The author’s brilliant writing takes the reader back to the thirteenth-century. The use of simple words and a small child protagonist makes the book fit for kids between 3rd and 7th grade.

Kevin Muthomi, FastPaydayLoans.co.uk

When My Name Was Keoko

When My Name was Keoko is a beautiful novel by Linda Sue Park which represents Korea of the 1940s. Around that time, Korea was under Japanese occupation and the Koreans had to unwillingly follow certain rules set by the Japanese, one of which said that all Koreans had to change their names. Koreans were barred from conducting any Korean ritual or even keeping a Korean name. All of these rules slowly took away the identity of the Koreans. But when World War II happened, things took a toll. Read the book to know about Korea from the 1940s-1960s through the eyes of a little girl Sun-Hee and her family.
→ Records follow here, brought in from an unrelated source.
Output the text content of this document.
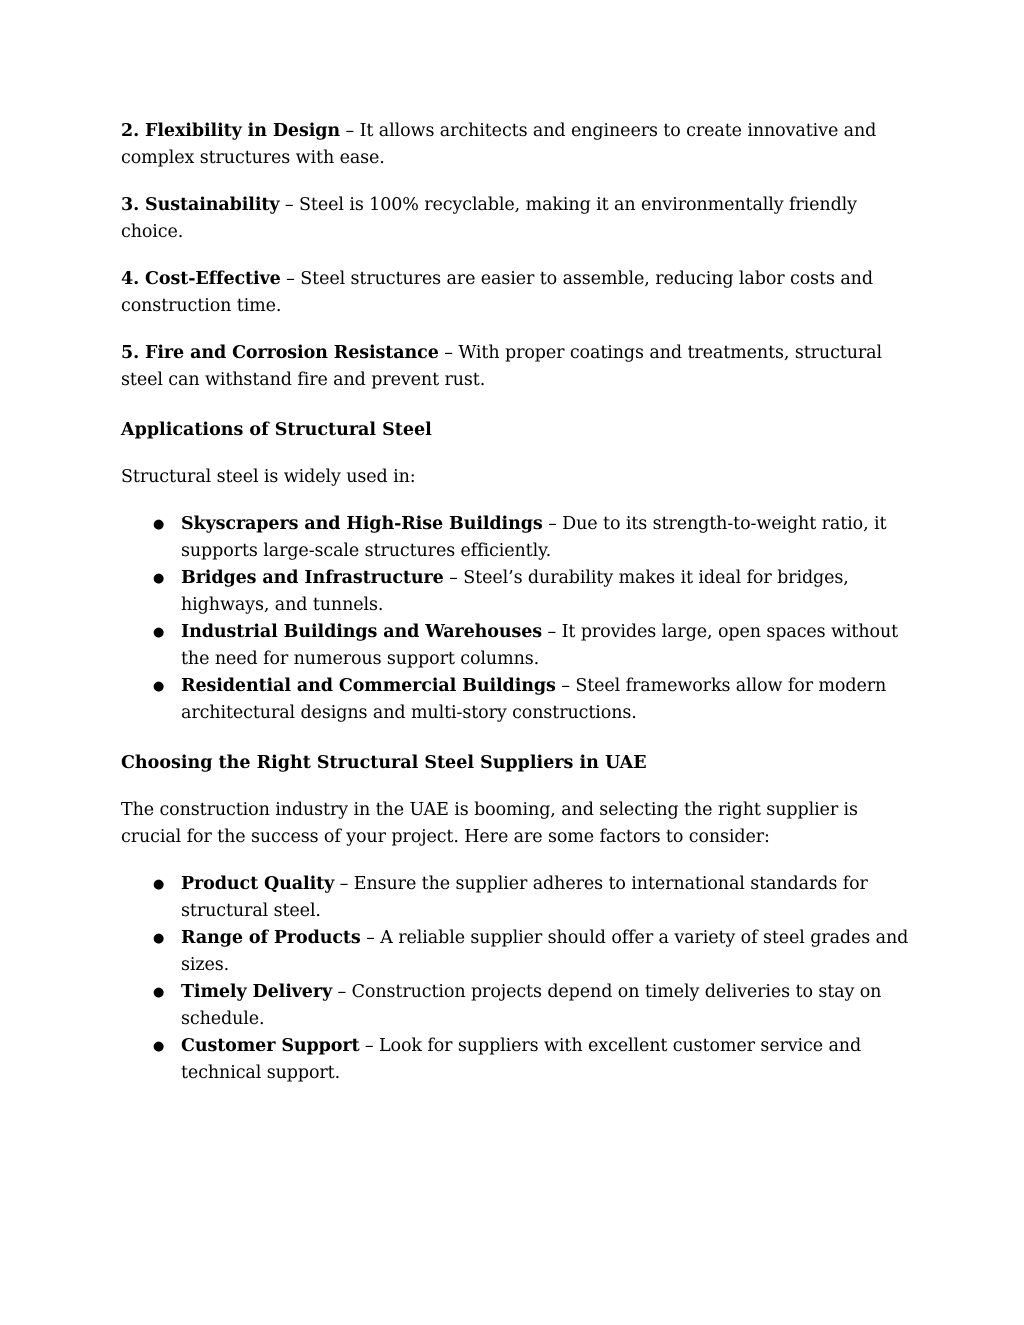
2. Flexibility in Design – It allows architects and engineers to create innovative and complex structures with ease.

3. Sustainability – Steel is 100% recyclable, making it an environmentally friendly choice.

4. Cost-Effective – Steel structures are easier to assemble, reducing labor costs and construction time.

5. Fire and Corrosion Resistance – With proper coatings and treatments, structural steel can withstand fire and prevent rust.

Applications of Structural Steel

Structural steel is widely used in:

● Skyscrapers and High-Rise Buildings – Due to its strength-to-weight ratio, it supports large-scale structures efficiently.
● Bridges and Infrastructure – Steel’s durability makes it ideal for bridges, highways, and tunnels.
● Industrial Buildings and Warehouses – It provides large, open spaces without the need for numerous support columns.
● Residential and Commercial Buildings – Steel frameworks allow for modern architectural designs and multi-story constructions.
Choosing the Right Structural Steel Suppliers in UAE

The construction industry in the UAE is booming, and selecting the right supplier is crucial for the success of your project. Here are some factors to consider:

● Product Quality – Ensure the supplier adheres to international standards for structural steel.
● Range of Products – A reliable supplier should offer a variety of steel grades and sizes.
● Timely Delivery – Construction projects depend on timely deliveries to stay on schedule.
● Customer Support – Look for suppliers with excellent customer service and technical support.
Ravindra Singh, UKBadCreditLoans

Finding Langston

Finding Langston is based on 11-year-old Langston who lost his mother in 1946. The story starts when Langston and his father moved to Chicago from Alabama. His loved ones, his friends, and the comfort of home make him feel as though he is sacrificing everything. Although Langston is frequently by himself and finds it difficult to fit in at his new school, he does discover one positive aspect of his new, lonely life: a library that is accessible to black children in a period when public areas were still highly segregated. After spending hours and days seeking solace in the library, he eventually discovers a writer who captures his attention: a poet by the name of Langston.

Saunav Kaushik, VinPit

The Invention of Hugo Cabret

I think The Invention of Hugo Cabret by Brian Selznick would be an excellent book for kids. It’s a story that’s part historical fiction and part magical realism, and it takes place in Paris in the 1930s. It has a lot of themes that kids can relate to identity, friendship, family secrets, and making the world around you more beautiful.

The story starts with a young boy named Hugo living in a train station and caring for his father’s automaton—a mechanical man—for years. When his father dies, Hugo is left alone with no family or friends, and he must find his way through the streets of Paris to make sure his father’s automaton stays safe. Along the way, he meets Isabelle, who quickly becomes his best friend, but she also has secrets of her own.

I think this book is perfect for kids because it gives them an opportunity to experience life through someone else’s eyes while still being able to relate to the characters’ experiences.

Yoav Morder, Sonary

The Secret Lake

In this intriguing time travel book, Tom and his brother Stella are intrigued by their neighbor’s missing dog case and seek to find out more for themselves. What starts as a curious adventure ends up in the two traveling 100 years back in history to help solve this riddle of the missing dog that keeps turning up wet each time. The Secret Lake helps expand any kid’s imagination and is an excellent way of keeping them engaged.